Après le Venezuela, les États-Unis menacent Cuba et le Groenland
Le président américain Donald Trump et son secrétaire d’État Marco Rubio ont menacé de prendre le contrôle de Cuba et du Groenland, après l’opération militaire au Venezuela, affirmant que « le Venezuela pourrait ne pas être le dernier pays à subir une intervention américaine ».
Au lendemain de la capture de Nicolás Maduro au Venezuela, Donald Trump et Marco Rubio ont menacé le Groenland, le Venezuela et Cuba.
Interviewé par The Atlantic, Trump a affirmé que « le Groenland est important », que l’île est « encerclée par des navires russes et chinois » et que « nous avons besoin du Groenland », indiquant que la présidente par intérim du Venezuela, Delcy Rodriguez, « paiera plus cher que Maduro » si elle « ne fait pas ce qu’il faut ».
Rubio a pour sa part qualifié le gouvernement cubain d’ « énorme problème » et ajoutant « je pense qu’ils ont de gros ennuis ». Le 3 janvier, en conférence de presse, il avait déjà déclaré : « Si j’étais à La Havane et que j’étais au gouvernement, je serais inquiet. Au moins un peu… ».
Cette rhétorique s’inscrit dans une stratégie post-vénézuélienne où les États-Unis cherchent à asseoir leur domination.
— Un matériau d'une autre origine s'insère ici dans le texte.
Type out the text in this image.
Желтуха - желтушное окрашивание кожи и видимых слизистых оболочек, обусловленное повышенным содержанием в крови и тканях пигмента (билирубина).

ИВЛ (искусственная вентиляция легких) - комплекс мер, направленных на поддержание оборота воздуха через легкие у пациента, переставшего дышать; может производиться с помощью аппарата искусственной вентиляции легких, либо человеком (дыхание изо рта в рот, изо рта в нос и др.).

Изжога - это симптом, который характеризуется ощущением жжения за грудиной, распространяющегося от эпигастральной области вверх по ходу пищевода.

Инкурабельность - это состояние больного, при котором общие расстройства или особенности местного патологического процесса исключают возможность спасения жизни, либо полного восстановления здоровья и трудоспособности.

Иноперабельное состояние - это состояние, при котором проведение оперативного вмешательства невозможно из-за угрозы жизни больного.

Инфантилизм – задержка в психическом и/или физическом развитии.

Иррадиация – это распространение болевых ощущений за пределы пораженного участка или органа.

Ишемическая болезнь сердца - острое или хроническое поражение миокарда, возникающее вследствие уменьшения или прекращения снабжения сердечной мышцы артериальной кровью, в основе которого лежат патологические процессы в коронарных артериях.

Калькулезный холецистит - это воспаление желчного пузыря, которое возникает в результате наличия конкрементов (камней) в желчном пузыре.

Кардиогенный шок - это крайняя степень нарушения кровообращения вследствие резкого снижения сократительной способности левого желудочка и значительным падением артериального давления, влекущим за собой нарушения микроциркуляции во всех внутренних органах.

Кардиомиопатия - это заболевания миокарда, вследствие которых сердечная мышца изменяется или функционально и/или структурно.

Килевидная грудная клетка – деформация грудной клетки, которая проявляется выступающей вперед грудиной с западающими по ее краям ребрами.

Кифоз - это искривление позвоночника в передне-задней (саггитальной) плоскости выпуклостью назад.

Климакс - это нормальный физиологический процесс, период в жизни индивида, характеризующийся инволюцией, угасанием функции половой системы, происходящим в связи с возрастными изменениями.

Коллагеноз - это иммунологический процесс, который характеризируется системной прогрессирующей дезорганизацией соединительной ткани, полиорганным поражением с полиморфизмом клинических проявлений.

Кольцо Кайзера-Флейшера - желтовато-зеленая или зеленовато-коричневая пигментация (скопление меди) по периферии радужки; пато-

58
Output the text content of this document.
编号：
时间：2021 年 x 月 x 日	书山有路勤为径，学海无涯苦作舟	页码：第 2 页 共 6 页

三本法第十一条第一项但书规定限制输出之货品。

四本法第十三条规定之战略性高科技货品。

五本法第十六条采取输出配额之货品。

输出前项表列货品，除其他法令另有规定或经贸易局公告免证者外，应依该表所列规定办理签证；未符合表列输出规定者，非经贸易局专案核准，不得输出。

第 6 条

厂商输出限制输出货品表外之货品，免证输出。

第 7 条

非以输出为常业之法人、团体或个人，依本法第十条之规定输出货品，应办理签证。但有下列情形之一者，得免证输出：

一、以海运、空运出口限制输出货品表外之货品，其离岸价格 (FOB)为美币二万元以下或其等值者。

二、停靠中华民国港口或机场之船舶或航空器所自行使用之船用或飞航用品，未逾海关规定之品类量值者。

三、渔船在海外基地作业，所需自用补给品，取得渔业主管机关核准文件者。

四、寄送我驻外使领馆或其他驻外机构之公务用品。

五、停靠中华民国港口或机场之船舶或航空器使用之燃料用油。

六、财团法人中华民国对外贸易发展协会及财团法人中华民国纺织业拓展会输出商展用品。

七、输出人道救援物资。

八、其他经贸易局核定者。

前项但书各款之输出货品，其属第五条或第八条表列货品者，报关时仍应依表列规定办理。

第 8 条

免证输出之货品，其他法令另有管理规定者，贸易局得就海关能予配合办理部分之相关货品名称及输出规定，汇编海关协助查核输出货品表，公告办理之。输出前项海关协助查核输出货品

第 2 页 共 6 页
Pour Cuba, l’enjeu est idéologique mais surtout géostratégique : éliminer un régime communiste allié de la Russie et de la Chine, voisin de la Floride, et contrôler les voies maritimes des Caraïbes.
Cuba pourrait répondre par une mobilisation militaire et solliciterait Moscou et Pékin, provoquant une crise à la manière de celle des missiles de 1962, si tant est que ses parrains lui viennent en aide.
Pour le Groenland, doté de ressources rares telles que des terres rares, de l’uranium et du zinc et situé dans l’Arctique face au changement climatique, les enjeux sont la sécurisation des routes polaires et la contre-attaque face à l’avancée russe et chinoise.
La Russie militarise massivement ses côtes et y revendique des ressources, notamment vers le seuil de Lomonosov que la Russie considère comme une extension de son territoire, tandis que la Chine investit dans des projets miniers et maritimes pour sécuriser des routes polaires et des terres rares, elle qui se considère « état quasi-arctique ».
Le Danemark, souverain du Groenland et membre de l’OTAN, pourrait invoquer l’article 4 qui dispose que les parties se consulteront chaque fois que, de l’avis de l’une d’elles, l’intégrité territoriale ou la sécurité de l’une des parties sera menacée pour une défense collective, ou négocier des concessions économiques.
Cependant, une telle réaction du Danemark a peu de chances d’aboutir, pour des raisons structurelles de pouvoir, de dépendance et de calcul réaliste.